The organizers relented.
... Romney's team was allowed to bus in rowdy activists from around southern Florida in order to fill the extra seats at their town hall.
Obama's campaign, meanwhile, stuck to the original parameters and allowed a large chunk of the tickets to be distributed to interested students on campus....
Salinas said both candidates ultimately had partisan crowds at their forums, but that Romney's non-student activists ignored instructions to hold their applause.
"We were a little bit thrown because it was supposed to be a TV show, it wasn't a rally," Salinas said of the outspoken Romney supporters. "It was a little bit of disrespect for us."
Maria Elena Salinas is the co-anchor of Univision's nightly news as well as the channel's Aqui y Ahora newsmagazine, which makes her the Barbara Walters or Diane Sawyer of Latin America -- and of Spanish speakers in this country. Romney is trying to increase his vote total among Hispanic voters, so he really shouldn't be ticking off influential Latin American media figures. But he's ticked her off enough that she's exposing what his campaign did for attribution, not as an anonymous source.
But that's Romney and his team, right? The campaign staff forgets that all media outlets aren't like Fox News, which (at least now that he has the nomination) wants him to succeed as much as he and his staff do.
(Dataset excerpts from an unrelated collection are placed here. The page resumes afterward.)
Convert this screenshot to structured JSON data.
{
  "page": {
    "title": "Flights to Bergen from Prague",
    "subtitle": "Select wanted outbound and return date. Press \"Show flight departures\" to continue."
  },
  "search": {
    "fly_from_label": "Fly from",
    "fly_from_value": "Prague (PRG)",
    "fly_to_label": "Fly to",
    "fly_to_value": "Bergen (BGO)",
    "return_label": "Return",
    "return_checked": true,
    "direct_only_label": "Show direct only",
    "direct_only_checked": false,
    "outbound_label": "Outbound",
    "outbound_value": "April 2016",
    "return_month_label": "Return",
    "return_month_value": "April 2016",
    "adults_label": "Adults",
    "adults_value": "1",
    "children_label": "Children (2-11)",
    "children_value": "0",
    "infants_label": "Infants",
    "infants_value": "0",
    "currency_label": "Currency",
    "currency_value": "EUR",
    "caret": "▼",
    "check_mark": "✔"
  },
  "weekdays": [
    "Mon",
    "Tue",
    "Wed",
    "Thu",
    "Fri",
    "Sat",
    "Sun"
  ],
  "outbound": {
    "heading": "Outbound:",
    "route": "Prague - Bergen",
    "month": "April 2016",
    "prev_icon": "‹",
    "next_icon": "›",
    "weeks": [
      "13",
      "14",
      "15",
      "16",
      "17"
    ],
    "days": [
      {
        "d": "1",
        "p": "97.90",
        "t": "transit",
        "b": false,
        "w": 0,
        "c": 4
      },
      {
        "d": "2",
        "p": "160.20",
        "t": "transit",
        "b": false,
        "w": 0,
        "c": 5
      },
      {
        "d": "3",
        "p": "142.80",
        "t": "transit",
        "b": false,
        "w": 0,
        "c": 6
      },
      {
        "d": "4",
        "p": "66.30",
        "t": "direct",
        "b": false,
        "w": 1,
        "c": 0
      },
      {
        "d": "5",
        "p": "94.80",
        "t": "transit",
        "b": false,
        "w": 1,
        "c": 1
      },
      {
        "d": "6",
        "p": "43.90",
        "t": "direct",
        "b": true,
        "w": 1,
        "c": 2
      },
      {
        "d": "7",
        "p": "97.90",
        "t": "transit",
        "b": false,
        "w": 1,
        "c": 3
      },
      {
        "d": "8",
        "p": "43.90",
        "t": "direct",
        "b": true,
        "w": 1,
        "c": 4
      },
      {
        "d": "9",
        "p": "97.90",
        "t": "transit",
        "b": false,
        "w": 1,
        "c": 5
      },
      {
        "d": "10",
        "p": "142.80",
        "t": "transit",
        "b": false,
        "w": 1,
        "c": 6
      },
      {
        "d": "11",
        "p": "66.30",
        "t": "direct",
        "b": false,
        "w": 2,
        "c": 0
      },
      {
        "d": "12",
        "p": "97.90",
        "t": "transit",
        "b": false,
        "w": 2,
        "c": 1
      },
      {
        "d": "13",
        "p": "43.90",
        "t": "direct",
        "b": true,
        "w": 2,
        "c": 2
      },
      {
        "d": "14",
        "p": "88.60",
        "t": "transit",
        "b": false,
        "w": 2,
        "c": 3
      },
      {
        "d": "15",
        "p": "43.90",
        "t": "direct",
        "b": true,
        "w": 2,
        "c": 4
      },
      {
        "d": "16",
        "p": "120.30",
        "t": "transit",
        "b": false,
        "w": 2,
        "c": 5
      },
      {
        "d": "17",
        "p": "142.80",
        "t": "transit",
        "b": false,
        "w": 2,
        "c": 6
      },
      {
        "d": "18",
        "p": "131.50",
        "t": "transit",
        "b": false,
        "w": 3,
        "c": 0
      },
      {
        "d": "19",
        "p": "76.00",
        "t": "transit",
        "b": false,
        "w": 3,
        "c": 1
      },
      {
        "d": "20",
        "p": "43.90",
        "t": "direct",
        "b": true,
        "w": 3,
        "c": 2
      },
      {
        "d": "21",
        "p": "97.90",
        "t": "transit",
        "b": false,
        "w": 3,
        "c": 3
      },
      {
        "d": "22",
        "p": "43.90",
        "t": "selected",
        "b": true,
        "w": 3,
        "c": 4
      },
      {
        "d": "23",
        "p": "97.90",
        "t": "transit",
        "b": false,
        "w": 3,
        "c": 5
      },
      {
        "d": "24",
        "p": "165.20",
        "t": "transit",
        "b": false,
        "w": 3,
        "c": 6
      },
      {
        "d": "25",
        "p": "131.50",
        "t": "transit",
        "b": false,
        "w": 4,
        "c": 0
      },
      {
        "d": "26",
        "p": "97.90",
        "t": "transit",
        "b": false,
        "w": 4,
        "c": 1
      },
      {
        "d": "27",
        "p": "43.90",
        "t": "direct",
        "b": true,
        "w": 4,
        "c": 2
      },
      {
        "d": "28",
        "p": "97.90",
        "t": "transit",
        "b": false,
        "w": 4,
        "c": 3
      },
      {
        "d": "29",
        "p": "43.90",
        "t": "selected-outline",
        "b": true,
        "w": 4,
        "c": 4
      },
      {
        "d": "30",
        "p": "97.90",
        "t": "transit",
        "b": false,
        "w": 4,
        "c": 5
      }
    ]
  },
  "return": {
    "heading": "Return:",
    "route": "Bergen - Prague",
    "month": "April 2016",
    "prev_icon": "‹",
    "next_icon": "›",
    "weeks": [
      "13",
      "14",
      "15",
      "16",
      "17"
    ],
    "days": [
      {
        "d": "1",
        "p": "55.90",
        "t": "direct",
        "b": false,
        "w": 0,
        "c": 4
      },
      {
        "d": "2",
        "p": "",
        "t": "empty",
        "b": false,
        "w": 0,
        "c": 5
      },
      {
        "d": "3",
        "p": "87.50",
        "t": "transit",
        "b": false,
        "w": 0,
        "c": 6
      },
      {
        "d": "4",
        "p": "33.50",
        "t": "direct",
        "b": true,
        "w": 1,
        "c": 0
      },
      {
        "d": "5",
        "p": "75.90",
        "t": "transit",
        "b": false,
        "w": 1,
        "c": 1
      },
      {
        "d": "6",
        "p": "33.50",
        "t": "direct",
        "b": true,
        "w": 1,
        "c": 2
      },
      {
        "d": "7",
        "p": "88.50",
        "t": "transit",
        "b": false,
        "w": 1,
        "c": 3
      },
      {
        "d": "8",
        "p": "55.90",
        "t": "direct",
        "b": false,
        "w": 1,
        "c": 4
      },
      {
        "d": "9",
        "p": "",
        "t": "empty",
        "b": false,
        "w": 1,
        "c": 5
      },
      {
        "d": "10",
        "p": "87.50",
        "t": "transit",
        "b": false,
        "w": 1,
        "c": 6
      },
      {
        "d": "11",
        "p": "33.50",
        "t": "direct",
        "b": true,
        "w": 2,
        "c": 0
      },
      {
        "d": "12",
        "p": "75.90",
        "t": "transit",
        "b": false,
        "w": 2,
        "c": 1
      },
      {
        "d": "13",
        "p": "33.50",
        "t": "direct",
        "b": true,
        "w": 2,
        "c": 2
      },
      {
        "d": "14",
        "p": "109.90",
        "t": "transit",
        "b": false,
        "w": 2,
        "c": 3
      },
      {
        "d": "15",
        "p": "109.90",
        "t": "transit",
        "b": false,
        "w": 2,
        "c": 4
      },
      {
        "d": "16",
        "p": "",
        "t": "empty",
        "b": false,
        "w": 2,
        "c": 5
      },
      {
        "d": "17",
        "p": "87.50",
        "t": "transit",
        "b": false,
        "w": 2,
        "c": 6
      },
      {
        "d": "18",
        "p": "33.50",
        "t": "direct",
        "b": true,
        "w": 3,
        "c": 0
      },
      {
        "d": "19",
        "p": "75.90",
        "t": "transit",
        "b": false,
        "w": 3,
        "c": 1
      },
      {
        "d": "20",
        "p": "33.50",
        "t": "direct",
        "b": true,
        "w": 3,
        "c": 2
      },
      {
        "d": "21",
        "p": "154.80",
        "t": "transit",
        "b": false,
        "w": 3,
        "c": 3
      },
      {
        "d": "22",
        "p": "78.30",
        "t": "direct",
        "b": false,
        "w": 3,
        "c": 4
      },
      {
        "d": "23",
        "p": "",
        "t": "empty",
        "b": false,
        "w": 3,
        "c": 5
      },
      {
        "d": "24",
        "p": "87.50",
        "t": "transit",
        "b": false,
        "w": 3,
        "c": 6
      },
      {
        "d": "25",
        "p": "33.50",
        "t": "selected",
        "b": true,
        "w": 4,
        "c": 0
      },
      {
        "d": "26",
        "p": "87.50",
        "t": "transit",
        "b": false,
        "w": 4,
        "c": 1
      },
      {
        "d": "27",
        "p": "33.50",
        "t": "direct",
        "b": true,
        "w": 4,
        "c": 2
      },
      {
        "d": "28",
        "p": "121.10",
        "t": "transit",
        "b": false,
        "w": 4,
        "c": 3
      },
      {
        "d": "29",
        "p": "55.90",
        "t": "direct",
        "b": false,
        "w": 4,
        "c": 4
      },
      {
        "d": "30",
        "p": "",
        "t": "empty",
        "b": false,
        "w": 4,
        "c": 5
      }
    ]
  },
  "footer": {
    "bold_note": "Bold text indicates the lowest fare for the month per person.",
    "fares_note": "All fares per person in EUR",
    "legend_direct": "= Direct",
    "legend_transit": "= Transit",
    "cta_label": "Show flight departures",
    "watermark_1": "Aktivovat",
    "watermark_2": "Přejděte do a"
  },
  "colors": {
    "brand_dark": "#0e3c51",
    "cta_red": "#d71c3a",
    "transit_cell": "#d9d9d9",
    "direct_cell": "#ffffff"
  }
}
And Romney, the former corporate boss, forgets that the people at Univision aren't his employees -- they aren't people who have to respond to his demands by doing what he wants without a peep of protest, because he can fire them at will. At the office, you don't openly bad-mouth your boss; Romney doesn't realize that this isn't the office, and he isn't the boss of anyone.
The organizers relented [to Romney's demands]. One Democrat with ties to the Obama campaign noted that Rudy Fernandez, the university official charged with coordinating the forums, is a member of Romney's Hispanic steering committee.
ReplyDeleteSurprise, surprise...
Kind of sounds like The Brooks Brothers Rioters wearing sombrero's, and doing the white man's version of The Salsa and The Macarena, while they cheer their beloved.
ReplyDeleteThat, and Mitt's darkening of the skin, to look like Ricardo Matalban is SURE to get the Latino votes.
This is the political version of "The Amatuer Hour."
I think they need some further encouragement.
Well, yes and no on Mitty's not being everybody's boss. Or Univision's. After all, notwithstanding Ms. Salinas' after-the-fact and openly stated concerns, Mitty's demands were in fact met, no?